What lesson should the Big Three draw from the House vote as they seek roughly a dozen GOP votes to break Senator Richard Shelby’s promised Senate filibuster? Fill your tanks and buckle up for a bumpy ride. The geographic concentration of the domestic auto industry in the Rustbelt radically limits the industry’s voting power in the Senate. Nor has the spread of foreign automakers in search of lower labor costs into the South helped the Big Three’s cause, as southern senators—already ideologically predisposed to shun direct government support for the auto industry—seem unswayed by the potential for a heavily-unionized domestic industry in the Midwest to go bankrupt. And unfortunate for the Big Three, few of the remaining Senate GOP moderates yet appear to be on board for the bailout package. ...

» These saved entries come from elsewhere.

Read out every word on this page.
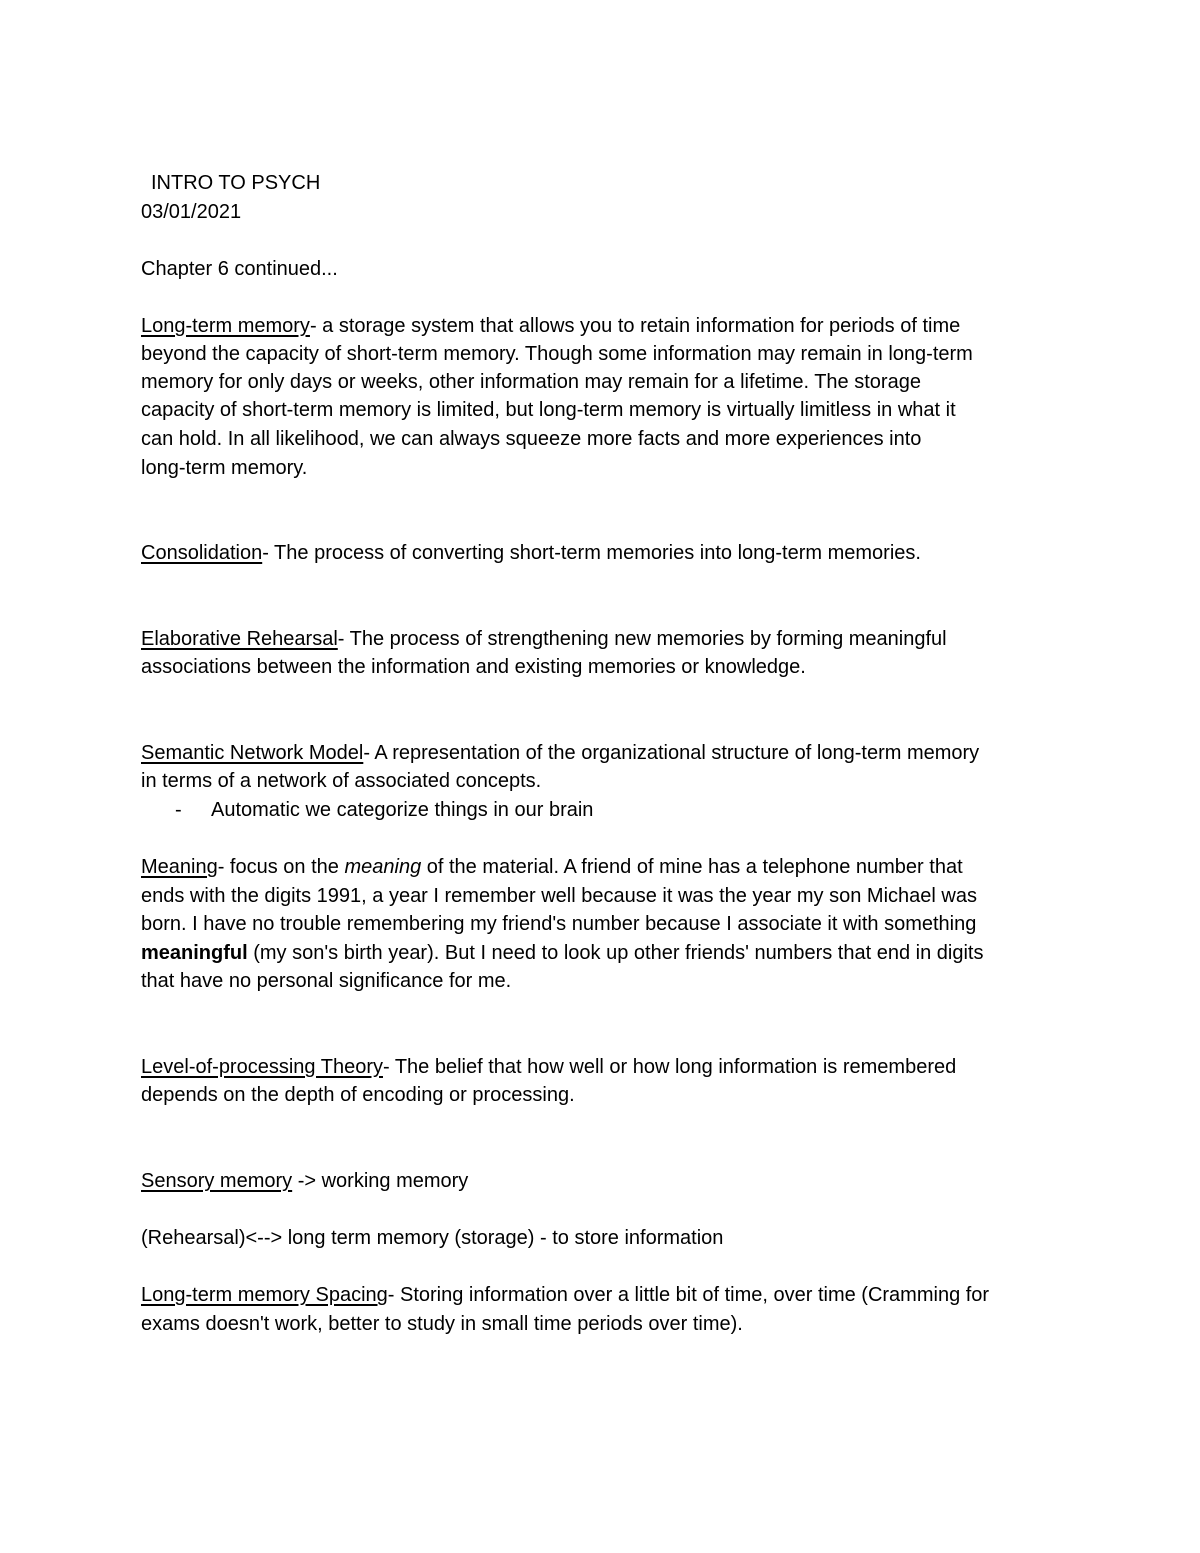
INTRO TO PSYCH
03/01/2021
Chapter 6 continued...
Long-term memory- a storage system that allows you to retain information for periods of time
beyond the capacity of short-term memory. Though some information may remain in long-term
memory for only days or weeks, other information may remain for a lifetime. The storage
capacity of short-term memory is limited, but long-term memory is virtually limitless in what it
can hold. In all likelihood, we can always squeeze more facts and more experiences into
long-term memory.
Consolidation- The process of converting short-term memories into long-term memories.
Elaborative Rehearsal- The process of strengthening new memories by forming meaningful
associations between the information and existing memories or knowledge.
Semantic Network Model- A representation of the organizational structure of long-term memory
in terms of a network of associated concepts.
- Automatic we categorize things in our brain
Meaning- focus on the meaning of the material. A friend of mine has a telephone number that
ends with the digits 1991, a year I remember well because it was the year my son Michael was
born. I have no trouble remembering my friend's number because I associate it with something
meaningful (my son's birth year). But I need to look up other friends' numbers that end in digits
that have no personal significance for me.
Level-of-processing Theory- The belief that how well or how long information is remembered
depends on the depth of encoding or processing.
Sensory memory -> working memory
(Rehearsal)<--> long term memory (storage) - to store information
Long-term memory Spacing- Storing information over a little bit of time, over time (Cramming for
exams doesn't work, better to study in small time periods over time).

Robert Reich explains further:
The Politics and Economics of the Auto Bailout, by Robert Reich: ...There's a new Civil War going on when it comes to automaking in America. Japanese, Korean, and German automakers are now building 18 auto assembly plants in the United States, none of which is unionized. Kentucky (Senate Republican Leader Mitch McConnell) already has Toyota's biggest auto assembly plant outside Japan. Tennessee (Senate Rep. Bob Corker, who came up with the "chapter 11" bailout amendment) houses Nissan's North American headquarters. Alabama (Senate Rep. Richard Shelby) hosts Mercedez Benz and several other foreign automakers.
So there's no reason to suppose the good citizens of Kentucky, Tennessee, or Alabama are particularly excited at the prospect of handing over their taxpayer money to competing firms and their workforces.
Besides, southern Republican are not particularly enamoured with the UAW, which has steadfastly bankrolled Democrats who have taken on Republicans. (The new Congress will have at least six new Democrats from formerly Republican districts, all of whom received at least $40K from the UAW.)
Corker's compromise -- which would force the UAW to match the wages of foreign, mostly non-unionized autoworkers in the South -- would essentially make the UAW irrelevant. Why have a union if you can get the same deal without one?
But Republicans also know that the Big Three and their suppliers are spread out over the battle-ground states of Michigan, Ohio, Pennsylvania, Indiana, and Minnesota. Republicans don't dare give up these states or alienate their citizens. ...
The dirty little secret is that, bailout or no bailout, the Big Three will have to lay off thousands of workers over the next few years, as the foreign non-union automakers take market share away from them.